Sometimes, God uses a sermon to get people’s attention. Sometimes, He uses a pandemic.
Western Europe, a region teeming with spiritual darkness, has proven to be a harvest field with little interest in the gospel. One national partner with East-West named Ivan* has been faithfully tilling the soil of this mission field for more than two decades. He has attempted multiple evangelistic strategies—prayer walks, street interviews, gospel postcards, classes—with little to no fruit from each effort. Some have come to faith, Ivan said, but “most have either thrown it out the window or put it on the shelf of their minds.”
But things changed when COVID-19 entered Europe.
Governments began to shut down businesses and services as the virus spread from country to country. Busy streets became quiet as people were ordered to stay at home.
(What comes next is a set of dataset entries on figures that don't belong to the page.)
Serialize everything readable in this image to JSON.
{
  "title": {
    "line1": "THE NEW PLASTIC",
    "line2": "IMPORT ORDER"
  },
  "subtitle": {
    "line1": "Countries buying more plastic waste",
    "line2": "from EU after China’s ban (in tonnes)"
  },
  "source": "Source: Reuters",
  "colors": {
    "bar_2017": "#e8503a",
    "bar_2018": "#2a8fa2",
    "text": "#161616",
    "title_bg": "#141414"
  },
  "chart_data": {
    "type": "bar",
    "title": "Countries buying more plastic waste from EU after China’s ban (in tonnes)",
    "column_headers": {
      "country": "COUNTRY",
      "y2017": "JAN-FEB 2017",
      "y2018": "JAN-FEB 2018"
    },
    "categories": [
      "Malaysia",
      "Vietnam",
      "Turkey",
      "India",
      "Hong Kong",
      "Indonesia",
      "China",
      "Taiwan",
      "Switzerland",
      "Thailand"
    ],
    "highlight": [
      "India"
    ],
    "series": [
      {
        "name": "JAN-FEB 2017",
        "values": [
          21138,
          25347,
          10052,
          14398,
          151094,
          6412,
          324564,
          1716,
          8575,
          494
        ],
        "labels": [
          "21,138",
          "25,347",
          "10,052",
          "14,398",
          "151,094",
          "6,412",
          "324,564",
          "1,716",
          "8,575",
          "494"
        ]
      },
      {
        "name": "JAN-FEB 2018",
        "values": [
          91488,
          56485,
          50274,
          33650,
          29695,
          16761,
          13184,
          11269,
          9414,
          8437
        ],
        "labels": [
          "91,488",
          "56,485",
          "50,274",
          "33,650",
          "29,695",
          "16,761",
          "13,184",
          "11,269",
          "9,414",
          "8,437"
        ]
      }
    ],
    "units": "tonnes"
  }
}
Thousands became sick, many losing their lives.
Fear, panic, and trepidation began to peer through the veil of contentment many Europeans had.
“But at the same time, there is a huge time of opportunity,” Ivan said. “We are seeing people open to help, and also very receptive to significant spiritual conversations with our neighbors.”
Soon after lockdowns began, Ivan and his wife started receiving messages from friends in their home country, across Europe, and even outside of Europe. These friends, many of whom were not believers, asked how Ivan and his wife were handling the pandemic.
“We are fine,” Ivan would reply. “I am glad you asked. Let me explain to you why.”
These messages opened the door to spiritual conversations with friends who were previously closed off to the gospel. Ivan and his wife prayed with their friends, talked to them about their fears, and explained the hope they have in Jesus. Several friends have professed faith in Christ. Others, though not ready to take a leap of faith, have been exploring the Bible in greater depth.
The lockdown has also freed up time for Ivan to have more intentional one-on-one conversations with the young church leaders he is discipling. By having the chance to ask more personal questions, he has discovered ways to better shepherd these church leaders based on their spiritual needs.
He has begun training one leader on basic Bible study methods and another leader on biblical principles for emotional health.
It took a pandemic to open up new evangelism and discipleship channels in the ministry, Ivan said. The fruit sprouting from this once dry mission field is evidence of God’s sovereignty in the midst of chaos and tragedy. Ivan has seen first-hand the urgency of continuing the mission, even in a global health crisis.
“We believe this is a time of awakening in Europe,” he said. “There is a receptivity that I have not seen in 22 years connected and serving in this precious land.”
*Identity changed for security purposes.